In deciding whether to seek a new agreement or not, a number of issues need to be considered.

Firstly, the dynamics of Irish economic and labour force growth over the next three years are likely to be such that the economy should continue to enjoy full employment. Therefore, market forces will continue to drive wages higher with or without an agreement. Such growth in wages is fine as long as it is matched by productivity growth; if not, competitiveness will suffer.

This would allow the labour market fulfil its new-found status as one of the only adjustment mechanisms in the economy post the surrender of interest rates, exchanges rates and fiscal policy. A flexible labour market is essential for a small open economy in a monetary union.

A second issue is the cost of any new agreement. The public finances are in a less healthy state today than at the time of the negotiation of the PPF, so Government will not have much in the way of tax cuts and spending commitments to offer in exchange for a new wage deal. The danger, of course, is that Government's love of the process will blind it to the new fiscal realities and they could end up paying too high a price in a vain attempt to buy wage stability.

Thirdly, there is the question of the democratic nature of the whole partnership approach. Is it democratic for a group of mostly non-elected social partners to sit down and negotiate an arrangement on our behalf? I think not. The social partnership approach has resulted in the growth of a huge industry and the insiders have done very well out of the process. Outsiders have not fared quite as well and greater inequality in society has been the net result.

A final issue is the impact that the upcoming benchmarking process will have on the dynamics of wage determination and, more importantly, on the public finances.

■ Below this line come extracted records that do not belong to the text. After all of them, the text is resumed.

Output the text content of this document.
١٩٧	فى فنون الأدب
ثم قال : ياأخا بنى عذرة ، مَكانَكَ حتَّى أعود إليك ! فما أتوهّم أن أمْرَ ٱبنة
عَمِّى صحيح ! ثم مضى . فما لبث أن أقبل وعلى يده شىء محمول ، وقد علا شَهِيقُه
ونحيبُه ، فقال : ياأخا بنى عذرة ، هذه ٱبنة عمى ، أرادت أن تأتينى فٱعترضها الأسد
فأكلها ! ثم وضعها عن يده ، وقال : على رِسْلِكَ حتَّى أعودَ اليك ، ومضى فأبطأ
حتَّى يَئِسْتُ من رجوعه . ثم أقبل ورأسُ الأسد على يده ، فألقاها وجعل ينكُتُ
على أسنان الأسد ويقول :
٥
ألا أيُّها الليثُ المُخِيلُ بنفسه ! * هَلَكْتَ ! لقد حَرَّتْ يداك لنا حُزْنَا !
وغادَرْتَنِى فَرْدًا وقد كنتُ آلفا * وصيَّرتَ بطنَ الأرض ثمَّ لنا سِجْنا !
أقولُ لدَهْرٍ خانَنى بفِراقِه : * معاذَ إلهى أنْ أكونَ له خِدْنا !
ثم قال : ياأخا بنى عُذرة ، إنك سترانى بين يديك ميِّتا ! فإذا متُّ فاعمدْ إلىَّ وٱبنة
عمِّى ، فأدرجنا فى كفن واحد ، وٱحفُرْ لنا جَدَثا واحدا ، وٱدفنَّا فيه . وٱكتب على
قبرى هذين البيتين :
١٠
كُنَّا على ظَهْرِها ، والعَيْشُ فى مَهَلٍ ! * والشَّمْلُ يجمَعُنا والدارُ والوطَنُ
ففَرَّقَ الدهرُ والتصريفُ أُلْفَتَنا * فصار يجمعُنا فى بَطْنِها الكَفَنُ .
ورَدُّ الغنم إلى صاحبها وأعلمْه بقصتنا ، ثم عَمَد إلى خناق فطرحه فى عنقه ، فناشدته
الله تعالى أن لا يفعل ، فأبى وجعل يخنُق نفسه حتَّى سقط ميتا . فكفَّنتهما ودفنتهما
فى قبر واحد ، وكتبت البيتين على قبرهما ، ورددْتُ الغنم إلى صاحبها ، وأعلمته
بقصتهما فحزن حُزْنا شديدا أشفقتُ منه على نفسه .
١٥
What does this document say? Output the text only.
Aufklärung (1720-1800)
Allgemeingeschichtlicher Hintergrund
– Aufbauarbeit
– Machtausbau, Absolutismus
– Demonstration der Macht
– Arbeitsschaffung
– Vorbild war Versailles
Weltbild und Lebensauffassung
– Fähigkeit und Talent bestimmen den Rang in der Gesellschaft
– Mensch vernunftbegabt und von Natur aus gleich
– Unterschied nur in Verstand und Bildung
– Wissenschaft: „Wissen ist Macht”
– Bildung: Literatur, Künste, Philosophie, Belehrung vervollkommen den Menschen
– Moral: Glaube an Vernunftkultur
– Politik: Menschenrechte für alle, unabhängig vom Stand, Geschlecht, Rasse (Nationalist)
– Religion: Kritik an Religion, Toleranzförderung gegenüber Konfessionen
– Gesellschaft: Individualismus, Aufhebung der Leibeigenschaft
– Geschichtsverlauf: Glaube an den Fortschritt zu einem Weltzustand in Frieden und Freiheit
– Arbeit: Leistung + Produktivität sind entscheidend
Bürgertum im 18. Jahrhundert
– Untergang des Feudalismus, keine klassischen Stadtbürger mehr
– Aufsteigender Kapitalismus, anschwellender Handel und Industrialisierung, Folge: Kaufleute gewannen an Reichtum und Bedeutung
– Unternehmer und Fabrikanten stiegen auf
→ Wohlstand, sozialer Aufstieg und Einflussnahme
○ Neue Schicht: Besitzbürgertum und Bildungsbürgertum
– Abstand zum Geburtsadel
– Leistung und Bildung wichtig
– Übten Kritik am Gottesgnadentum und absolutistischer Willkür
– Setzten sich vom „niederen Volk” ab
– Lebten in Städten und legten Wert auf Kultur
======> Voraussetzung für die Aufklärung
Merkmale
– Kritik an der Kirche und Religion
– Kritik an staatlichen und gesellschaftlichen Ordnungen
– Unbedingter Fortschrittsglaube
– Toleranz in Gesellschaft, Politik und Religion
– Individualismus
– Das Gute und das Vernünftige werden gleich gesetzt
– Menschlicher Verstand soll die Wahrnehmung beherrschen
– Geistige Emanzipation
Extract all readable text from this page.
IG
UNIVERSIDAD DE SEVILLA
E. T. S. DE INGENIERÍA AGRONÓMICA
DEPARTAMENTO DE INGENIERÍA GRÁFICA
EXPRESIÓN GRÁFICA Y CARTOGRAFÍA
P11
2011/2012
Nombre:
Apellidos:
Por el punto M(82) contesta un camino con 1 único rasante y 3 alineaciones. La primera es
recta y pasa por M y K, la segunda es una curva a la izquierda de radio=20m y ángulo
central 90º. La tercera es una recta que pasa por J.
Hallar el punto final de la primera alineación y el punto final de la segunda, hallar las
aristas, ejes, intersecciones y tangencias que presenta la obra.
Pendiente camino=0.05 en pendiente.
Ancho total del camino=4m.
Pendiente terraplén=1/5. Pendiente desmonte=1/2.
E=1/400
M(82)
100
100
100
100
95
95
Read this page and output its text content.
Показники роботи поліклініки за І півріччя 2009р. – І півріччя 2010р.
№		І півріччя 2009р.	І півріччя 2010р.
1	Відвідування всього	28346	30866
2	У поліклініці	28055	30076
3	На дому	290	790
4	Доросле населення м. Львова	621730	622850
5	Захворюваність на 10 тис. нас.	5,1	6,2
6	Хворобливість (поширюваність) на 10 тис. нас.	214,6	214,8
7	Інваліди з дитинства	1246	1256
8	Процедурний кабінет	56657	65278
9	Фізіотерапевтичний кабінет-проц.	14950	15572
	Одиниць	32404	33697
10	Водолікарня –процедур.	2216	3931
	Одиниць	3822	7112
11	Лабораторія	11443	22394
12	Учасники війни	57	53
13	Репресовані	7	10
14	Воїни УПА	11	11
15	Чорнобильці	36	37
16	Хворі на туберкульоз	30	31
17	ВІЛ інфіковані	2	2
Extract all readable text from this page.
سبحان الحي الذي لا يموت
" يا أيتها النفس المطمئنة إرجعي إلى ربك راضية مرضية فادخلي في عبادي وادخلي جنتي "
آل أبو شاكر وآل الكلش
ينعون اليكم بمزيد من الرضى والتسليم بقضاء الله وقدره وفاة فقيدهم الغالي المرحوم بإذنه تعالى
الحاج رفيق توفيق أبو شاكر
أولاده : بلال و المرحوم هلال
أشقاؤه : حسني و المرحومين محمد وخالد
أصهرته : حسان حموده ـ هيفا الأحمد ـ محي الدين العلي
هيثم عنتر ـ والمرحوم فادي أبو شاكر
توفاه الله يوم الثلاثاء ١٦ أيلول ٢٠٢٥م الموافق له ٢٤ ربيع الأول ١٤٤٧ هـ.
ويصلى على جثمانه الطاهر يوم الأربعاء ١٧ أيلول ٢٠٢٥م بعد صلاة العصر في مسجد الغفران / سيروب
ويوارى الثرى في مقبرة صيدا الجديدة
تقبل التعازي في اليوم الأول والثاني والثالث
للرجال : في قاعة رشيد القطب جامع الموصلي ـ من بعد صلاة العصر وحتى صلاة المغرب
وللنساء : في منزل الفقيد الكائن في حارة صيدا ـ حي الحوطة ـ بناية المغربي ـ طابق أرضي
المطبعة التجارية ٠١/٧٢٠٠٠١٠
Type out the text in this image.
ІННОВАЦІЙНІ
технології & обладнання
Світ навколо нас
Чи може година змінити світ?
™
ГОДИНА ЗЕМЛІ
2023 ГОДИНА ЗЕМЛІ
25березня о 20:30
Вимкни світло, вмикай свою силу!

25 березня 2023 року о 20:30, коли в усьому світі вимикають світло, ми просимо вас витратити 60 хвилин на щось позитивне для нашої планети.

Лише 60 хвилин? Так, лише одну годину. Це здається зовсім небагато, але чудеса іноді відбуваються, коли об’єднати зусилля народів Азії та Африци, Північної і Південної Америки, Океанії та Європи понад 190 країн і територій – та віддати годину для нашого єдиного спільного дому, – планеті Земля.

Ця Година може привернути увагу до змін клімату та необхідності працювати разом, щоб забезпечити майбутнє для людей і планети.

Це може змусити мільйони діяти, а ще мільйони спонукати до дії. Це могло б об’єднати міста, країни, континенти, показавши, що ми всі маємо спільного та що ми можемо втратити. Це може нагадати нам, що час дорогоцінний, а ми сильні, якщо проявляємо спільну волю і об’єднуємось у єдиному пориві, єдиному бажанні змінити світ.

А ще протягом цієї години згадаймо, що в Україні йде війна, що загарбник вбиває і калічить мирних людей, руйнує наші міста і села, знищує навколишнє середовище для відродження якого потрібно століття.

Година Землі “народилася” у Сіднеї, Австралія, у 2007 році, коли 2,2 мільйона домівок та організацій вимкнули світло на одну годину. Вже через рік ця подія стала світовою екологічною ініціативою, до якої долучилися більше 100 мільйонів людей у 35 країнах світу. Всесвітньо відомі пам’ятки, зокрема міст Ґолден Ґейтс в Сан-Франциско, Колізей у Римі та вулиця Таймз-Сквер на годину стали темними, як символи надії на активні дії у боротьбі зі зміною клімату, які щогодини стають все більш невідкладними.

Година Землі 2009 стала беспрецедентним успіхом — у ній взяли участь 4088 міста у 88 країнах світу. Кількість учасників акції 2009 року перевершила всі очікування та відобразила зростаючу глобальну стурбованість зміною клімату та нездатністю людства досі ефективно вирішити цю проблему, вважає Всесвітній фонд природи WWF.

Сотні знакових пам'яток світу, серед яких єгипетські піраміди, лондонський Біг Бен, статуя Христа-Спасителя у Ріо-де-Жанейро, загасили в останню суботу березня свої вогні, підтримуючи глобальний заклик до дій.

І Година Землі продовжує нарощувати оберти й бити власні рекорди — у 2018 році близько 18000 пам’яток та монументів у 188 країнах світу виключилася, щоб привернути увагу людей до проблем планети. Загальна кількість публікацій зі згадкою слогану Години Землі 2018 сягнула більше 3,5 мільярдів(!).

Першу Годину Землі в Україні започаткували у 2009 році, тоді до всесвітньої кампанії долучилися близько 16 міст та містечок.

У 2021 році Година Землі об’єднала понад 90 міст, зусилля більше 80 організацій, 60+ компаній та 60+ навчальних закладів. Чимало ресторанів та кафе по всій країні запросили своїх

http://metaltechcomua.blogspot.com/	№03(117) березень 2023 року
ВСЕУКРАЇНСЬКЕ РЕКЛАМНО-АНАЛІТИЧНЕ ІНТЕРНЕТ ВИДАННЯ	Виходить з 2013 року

Engineering a new deal that would accommodate the vagaries of public sector wages will be very difficult.

I think it is time to abandon a social partnership approach that is based primarily on the wage-setting element. By all means encourage the social partners to engage in dialogue to address issues that influence quality of life, such as health and education, but let it not be the centre of power in our democracy. Without a wage deal we could be in for serious industrial unrest but we face such a scenario with or without a deal, if recent trade union utterances are to be believed.